Kevin and I before the show
Our weekend with Kevin’s family was awesome. They were wonderful house guests and I hope that they return soon. We had a great time entertaining. Kevin borrowed the Wii from a friend and we played until our arms nearly fell off. We also took them out for some fun dinners and we went and saw a couple of cover bands at the House of Blues. The weather wasn’t good enough to go to dog beach with the puppy, maybe next time. I really enjoyed having them. I was sad when they left :-( Even the puppy cried.
This weekend we host one of my best friends, Cliff. Looks like we’re getting plenty of use from that spare bedroom!
I just want to thank every one who voted for me for the Slam Idol Contest. I also really really want to thank Kevin’s brother Jeremy. Had he not taken a poem I was not fond of and put it to great music, it would have just been another dead poem. His music really made a great and powerful piece of spoken word. It was great to watch my words come alive, winning isn’t bad either.
I must have been
written in pencil
somewhere on your surface
the depths of you
reserved for someone else
I lift, flake
and am gone
with one quick breath
soft and bruised
I linger
my shell translucent
and you are
for all the world to see
carved in my bones
(c)2005 Patricia DeGenaro

Geraldine Connolly write a great poem entitled, The Summer I was 16. I love the images she paints with her words. She does such a great job, I feel as if I was there.

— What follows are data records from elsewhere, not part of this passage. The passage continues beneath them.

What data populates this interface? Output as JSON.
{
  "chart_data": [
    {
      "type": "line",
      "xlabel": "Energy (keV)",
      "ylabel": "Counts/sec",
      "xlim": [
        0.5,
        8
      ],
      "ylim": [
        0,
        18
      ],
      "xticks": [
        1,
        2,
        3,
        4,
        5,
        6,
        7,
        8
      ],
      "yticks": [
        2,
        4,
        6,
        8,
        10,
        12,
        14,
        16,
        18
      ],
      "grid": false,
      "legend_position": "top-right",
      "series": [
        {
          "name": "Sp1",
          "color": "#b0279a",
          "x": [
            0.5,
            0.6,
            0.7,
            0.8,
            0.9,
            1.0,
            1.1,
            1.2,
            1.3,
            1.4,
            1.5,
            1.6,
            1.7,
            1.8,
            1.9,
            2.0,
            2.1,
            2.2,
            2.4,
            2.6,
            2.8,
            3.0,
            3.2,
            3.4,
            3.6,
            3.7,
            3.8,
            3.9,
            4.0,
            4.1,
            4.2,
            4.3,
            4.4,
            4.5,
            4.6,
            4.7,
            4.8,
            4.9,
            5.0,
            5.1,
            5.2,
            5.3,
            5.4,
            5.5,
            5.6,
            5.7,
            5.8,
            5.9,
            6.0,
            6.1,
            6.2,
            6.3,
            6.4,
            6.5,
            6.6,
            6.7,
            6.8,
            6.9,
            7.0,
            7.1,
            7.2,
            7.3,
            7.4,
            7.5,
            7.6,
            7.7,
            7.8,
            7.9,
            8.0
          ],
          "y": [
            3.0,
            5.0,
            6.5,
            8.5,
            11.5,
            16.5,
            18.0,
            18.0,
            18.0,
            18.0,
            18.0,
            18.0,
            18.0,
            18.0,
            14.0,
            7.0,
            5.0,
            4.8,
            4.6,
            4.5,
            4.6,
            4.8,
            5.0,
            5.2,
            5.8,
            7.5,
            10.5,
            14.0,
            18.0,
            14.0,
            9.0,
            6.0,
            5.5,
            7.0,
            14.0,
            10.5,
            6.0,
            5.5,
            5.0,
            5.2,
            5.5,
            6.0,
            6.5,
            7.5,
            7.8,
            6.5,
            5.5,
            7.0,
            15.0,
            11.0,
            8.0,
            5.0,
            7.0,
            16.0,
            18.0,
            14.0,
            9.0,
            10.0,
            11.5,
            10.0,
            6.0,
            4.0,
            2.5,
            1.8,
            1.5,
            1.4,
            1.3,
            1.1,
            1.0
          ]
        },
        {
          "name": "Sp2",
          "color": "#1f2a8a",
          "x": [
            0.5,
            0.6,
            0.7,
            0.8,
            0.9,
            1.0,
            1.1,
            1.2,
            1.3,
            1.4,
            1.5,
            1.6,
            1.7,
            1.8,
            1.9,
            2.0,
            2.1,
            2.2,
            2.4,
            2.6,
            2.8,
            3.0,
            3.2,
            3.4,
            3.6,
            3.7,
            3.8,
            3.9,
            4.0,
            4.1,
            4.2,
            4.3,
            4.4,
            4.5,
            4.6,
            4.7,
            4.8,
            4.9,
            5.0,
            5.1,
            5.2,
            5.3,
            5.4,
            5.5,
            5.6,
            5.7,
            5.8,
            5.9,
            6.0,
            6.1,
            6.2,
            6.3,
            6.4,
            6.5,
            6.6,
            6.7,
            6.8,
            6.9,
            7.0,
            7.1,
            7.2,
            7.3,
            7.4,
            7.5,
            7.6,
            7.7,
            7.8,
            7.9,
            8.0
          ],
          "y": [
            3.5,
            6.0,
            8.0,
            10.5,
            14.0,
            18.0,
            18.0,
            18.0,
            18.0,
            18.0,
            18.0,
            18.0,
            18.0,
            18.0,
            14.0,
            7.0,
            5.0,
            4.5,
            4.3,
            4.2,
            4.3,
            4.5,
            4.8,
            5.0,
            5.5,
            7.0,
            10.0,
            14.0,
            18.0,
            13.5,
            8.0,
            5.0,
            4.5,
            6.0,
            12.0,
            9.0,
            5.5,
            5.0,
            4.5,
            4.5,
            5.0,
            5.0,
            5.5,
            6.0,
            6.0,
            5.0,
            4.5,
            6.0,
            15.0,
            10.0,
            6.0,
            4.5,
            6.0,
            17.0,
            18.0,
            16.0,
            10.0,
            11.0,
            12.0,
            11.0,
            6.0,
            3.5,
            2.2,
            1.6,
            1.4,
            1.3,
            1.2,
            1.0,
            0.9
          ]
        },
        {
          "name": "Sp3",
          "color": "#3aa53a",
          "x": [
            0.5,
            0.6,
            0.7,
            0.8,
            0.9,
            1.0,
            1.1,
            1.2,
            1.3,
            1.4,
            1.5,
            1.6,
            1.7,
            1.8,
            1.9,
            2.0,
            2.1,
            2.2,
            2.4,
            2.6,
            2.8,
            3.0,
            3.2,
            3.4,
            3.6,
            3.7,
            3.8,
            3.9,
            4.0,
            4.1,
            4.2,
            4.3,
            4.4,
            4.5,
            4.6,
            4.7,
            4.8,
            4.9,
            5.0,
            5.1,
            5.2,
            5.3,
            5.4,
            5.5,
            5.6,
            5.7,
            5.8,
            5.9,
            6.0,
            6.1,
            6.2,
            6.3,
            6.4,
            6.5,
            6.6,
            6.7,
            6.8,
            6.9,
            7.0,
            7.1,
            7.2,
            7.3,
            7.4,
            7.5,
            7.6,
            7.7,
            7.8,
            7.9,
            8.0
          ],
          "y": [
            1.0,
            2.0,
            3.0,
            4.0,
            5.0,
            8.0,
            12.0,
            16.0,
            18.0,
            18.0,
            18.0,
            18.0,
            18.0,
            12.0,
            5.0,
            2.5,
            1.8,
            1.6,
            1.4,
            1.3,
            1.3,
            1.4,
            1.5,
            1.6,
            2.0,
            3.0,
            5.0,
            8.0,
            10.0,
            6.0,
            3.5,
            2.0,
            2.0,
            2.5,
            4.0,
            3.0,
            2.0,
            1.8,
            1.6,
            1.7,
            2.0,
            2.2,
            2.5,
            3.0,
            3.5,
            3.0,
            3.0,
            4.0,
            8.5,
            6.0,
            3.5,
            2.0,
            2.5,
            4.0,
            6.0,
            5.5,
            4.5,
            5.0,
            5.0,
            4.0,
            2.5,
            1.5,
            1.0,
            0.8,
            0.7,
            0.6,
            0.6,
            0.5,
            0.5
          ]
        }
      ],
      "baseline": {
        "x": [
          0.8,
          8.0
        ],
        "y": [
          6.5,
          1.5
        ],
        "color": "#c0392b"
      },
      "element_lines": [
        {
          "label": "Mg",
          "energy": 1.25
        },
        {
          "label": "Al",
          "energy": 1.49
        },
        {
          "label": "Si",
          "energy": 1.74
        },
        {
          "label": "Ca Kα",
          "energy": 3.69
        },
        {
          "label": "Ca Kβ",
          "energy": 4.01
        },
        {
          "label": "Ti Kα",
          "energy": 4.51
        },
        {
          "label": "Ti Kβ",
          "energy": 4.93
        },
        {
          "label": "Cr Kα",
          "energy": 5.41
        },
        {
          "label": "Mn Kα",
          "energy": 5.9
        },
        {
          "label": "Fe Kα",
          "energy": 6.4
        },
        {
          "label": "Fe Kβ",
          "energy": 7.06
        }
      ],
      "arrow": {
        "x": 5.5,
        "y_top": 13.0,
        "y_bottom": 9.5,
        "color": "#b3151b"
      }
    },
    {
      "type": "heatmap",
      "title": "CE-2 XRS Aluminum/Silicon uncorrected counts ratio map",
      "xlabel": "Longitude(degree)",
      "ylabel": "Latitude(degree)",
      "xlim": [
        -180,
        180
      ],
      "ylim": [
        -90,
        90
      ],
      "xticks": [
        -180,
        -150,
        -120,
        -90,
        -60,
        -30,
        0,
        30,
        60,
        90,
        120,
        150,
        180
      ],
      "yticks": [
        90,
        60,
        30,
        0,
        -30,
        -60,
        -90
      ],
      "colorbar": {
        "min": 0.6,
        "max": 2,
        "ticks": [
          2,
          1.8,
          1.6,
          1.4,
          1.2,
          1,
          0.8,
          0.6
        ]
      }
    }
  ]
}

The Summer I Was Sixteen by Geraldine Connolly
The turquoise pool rose up to meet us,
its slide a silver afterthought down which
we plunged, screaming, into a mirage of bubbles.
We did not exist beyond the gaze of a boy.
Shaking water off our limbs, we lifted
up from ladder rungs across the fern-cool
lip of rim. Afternoon. Oiled and sated,
we sunbathed, rose and paraded the concrete,
danced to the low beat of “Duke of Earl”.
Past cherry colas, hot-dogs, Dreamsicles,
we came to the counter where bees staggered
into root beer cups and drowned. We gobbled
cotton candy torches, sweet as furtive kisses,
shared on benches beneath summer shadows.
Cherry. Elm. Sycamore. We spread our chenille
blankets across grass, pressed radios to our ears,
mouthing the old words, then loosened
thin bikini straps and rubbed baby oil with iodine
across sunburned shoulders, tossing a glance
through the chain link at an improbable world.